Now, I know exactly what you're thinking. Those painters didn't want to paint insulated buildings because building science hadn't been invented yet, and they thought the insulators were jumping the gun. Or was it that painters thought that stuffing the cavities with insulation was silly when all they needed was some good insulating paint? Maybe I'm just jumping to conclusions here, as, it turns out, the proponents of insulated buildings did in their response to the painters' revolt.
Insulation and the early building science researchers
I've mentioned Bill Rose's excellent book, Water in Buildings, in this space before, and it's a wonderful resource. Chapter 3 is called Water and Building Materials and lays out the US history of building science research spurred by the paint-peeling episode of those early adopters of insulation.
On the first page of that chapter, Rose outlines how a set of moisture management practices developed in the period from 1937 to 1942, and that's pretty much how we've treated buildings ever since. I'll abbreviate his six bullet points to three (since I'm not going to delve into profile analysis in this article):
- Insulated buildings can have moisture problems because the exterior cladding and sheathing stay colder.
- Water vapor from the indoor air diffuses through the wall and settles in the cold cladding and sheathing.
- Vapor barriers are the solution to the problem.
It's a fascinating history, and Rose goes into the details of the different people who advanced the theory of diffusion and vapor barriers, the papers they wrote, and nearly two full pages on the 1952 condensation conference. The big names of the early building science research were F.L. Browne, Larry V. Teesdale, T.S. Rogers, and Frank Rowley.
One of the most amusing parts is how the National Paint and Varnish Association got involved and declared 'War Against Water.' The image above is a cover of one of the booklets they published in the early 1950s. Written near the beginning of the Cold War, they villainize moisture much the same as McCarthy maligned communists. For example:
They seem innocent enough, these three pools of moisture: the milk from the bottle, the steam from the shower, the vapor rising from the whistling tea kettle. But are they? Oh, no...they're up to no good. Where do they go from here? Believe it or not, they have an engagement. At the "dewpoint"—if you please.
Yeah, we can laugh now, but back then building professionals and homeowners alike were practicing their duck-and-cover drills at the slightest hint of water vapor!
Will the real culprit please stand up?
Those early building scientists did good research and advanced our knowledge of buildings considerably. For example, Teesdale found that a material's wetness is related to its temperature in what Rose calls the Fundamental Rule of Material Wetness: Cold materials tend to be wet and warm materials tend to be dry.
The problem, though, was that the industry, led by Teesdale, Rogers, and Rowley, focused almost entirely on moisture diffusion and the need for vapor barriers. (These are also the guys who gave us vented crawl spaces, but that's another story.) Browne is the one who got it right, way back in 1933. Yes, he mentioned diffusion as one mechanism for the wetting of walls and peeling of paint, but he also called out "poor carpenter work or faulty design," as Rose quotes him.

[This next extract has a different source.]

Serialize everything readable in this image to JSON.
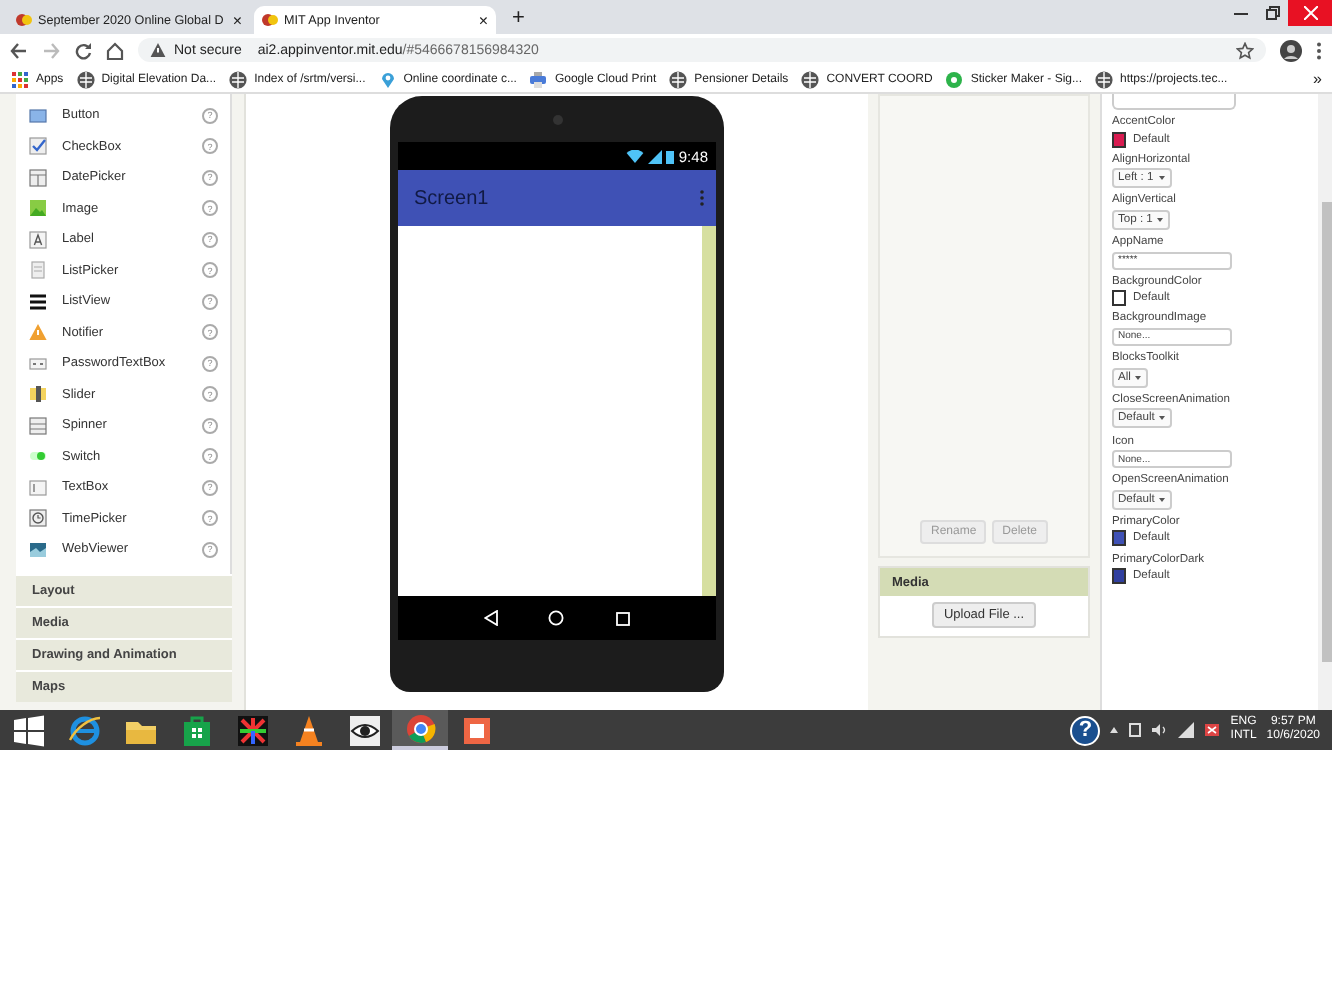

That is, the bigger problem was bad flashing details, which allowed rainwater to get into the building assemblies—and then stay there. Before insulation, it didn't matter so much because of the Fundamental Rule of Material Wetness. Uninsulated walls stayed warmer and thus dryer. With insulation in the walls, the cladding was colder and that meant it had less tolerance for bad flashing.
So the moral of the story is not to jump to conclusions. We learned a lot about vapor diffusion, but our decades-long obsession with vapor barriers was counterproductive and hindered us from learning the more important lesson: It's generally more important for building assemblies to be able to dry out than it is to prevent wetting by vapor diffusion.
I'll give the last word to Bill Rose on this topic: "Given the fact that a very small percentage of building problems (1 to 5% at most in the authors experience) are associated with wetting by water vapor diffusion, the argument for enhanced drying potential becomes much stronger."